Wednesday, May 13, 2015

Alias Grace

Oh, Margaret Atwood.  It's just not fair.  How good of an author you are, I mean.  This is the fourth book of yours I have read now, and you seem to be seriously gunning for the top of my personal 'best of the best' list.  

Actually, this was one of two books on my 2014 Challenge List that I had to hold over to this year, and it is is something of a departure for Atwood - a book based on real events, with a fictionalized account filling in the gaps but not giving us clear answers.

The Grace of the title is Grace Marks, a girl not yet turned 16 when she became involved, to some degree, in the 1843 murder of her employer and his mistress.  All within about 2-3 weeks of starting work there as a maid.  She and a male hired hand named James McDermott were convicted of the crime, and both were sentenced to death.  McDermott was hung, while Grace's death penalty was commuted and she was eventually pardoned.


None of these things are spoilers, they're all facts of the case and a matter of historical record.  What Atwood does so wonderfully is give life to Grace and her peers, and make a case for their motivations.  In Alias Grace, Grace has witnessed the death of her mother, the disintegration of her wastrel father, and the loss of all her family, either to death or distance.  Despite this, Grace's voice is wonderfully practical, and capable, and at 15 she can run a household far better than I can.  And yet she, at the very least, fails to so much as try to prevent the murders, and may have even fully participated.

Atwood creates a few other characters to frame the story, and allow Grace to tell hers.  In doing this, we see that the societal attitudes of the era were truly terrible toward women, but that men were harmed, too, although usually in more subtle ways.  Which, I think, is the point of the book, at the bottom of it all.  Crazy, out-of-whack gender crap is bad for everybody.  

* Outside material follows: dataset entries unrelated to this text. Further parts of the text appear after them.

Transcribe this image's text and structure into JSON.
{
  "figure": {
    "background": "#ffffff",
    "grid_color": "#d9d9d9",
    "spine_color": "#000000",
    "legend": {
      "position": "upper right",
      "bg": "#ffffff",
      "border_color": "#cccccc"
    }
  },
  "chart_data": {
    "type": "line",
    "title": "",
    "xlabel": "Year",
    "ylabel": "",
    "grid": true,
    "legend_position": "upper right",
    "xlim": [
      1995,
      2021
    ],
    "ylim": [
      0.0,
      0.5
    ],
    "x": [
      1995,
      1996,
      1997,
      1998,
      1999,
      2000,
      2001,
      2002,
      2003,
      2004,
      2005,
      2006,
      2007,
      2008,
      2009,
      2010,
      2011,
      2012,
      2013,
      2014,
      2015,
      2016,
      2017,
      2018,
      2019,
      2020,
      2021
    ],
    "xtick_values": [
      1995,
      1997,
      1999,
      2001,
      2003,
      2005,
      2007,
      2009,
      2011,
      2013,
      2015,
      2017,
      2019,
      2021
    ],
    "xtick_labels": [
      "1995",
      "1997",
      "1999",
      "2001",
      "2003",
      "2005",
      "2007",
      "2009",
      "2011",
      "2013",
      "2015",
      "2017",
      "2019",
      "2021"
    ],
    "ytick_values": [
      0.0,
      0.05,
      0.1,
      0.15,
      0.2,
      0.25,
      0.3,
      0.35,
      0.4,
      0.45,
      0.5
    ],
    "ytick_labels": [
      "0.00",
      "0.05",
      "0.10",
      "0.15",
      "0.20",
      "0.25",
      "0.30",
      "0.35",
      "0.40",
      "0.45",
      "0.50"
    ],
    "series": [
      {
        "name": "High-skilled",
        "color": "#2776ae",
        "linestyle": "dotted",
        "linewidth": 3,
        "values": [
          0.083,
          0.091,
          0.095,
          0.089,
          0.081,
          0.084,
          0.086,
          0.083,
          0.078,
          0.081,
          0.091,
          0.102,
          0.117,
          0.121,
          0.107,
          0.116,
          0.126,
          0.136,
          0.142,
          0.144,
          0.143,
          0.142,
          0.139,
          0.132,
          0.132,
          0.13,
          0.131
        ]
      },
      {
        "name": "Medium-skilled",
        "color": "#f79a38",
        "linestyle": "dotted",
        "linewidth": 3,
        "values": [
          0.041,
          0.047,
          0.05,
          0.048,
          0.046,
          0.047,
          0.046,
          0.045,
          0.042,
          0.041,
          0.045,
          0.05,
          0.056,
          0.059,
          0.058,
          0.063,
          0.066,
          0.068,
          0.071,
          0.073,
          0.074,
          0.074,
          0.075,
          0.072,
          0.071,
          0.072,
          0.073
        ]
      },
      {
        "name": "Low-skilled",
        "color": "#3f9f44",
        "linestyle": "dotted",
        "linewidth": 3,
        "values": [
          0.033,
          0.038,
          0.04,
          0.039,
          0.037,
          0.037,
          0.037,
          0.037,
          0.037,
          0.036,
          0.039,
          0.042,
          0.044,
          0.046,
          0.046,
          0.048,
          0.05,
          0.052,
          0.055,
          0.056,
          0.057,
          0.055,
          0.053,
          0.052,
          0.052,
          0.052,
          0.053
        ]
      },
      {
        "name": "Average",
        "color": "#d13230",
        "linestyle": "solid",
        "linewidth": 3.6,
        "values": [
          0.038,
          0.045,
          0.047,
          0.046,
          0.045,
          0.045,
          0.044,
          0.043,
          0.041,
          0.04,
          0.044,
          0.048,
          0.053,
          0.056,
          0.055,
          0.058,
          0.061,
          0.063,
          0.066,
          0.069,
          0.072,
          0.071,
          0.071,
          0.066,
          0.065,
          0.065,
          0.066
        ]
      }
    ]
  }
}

In any case, it's amazing when you can read a book like this, come away with very few solid answers about the level and nature of Grace's involvement, and still think its one of the best books you've ever read.  But that's what happened!  There are eerie and beautiful pieces of imagery, particularly dream sequences (which I usually find awkward and a slight turn off).  Images of sheets, and quilts, and beds and women.  Souls stuck in rooms, unable to ascend.  Wonderful descriptions of the Canadian countryside.  Haunting, just haunting.

Final call:
        
I could quibble with a few things, here and there, but I'd feel like I was complaining that no one plucked the seeds from a big delicious red strawberry.  Highly recommended.




1 comment :

  1. Now I want to read this book. I have some catching up to do on Atwood, as I haven't read anything by her for a decade or two, so thanks for the recommendation!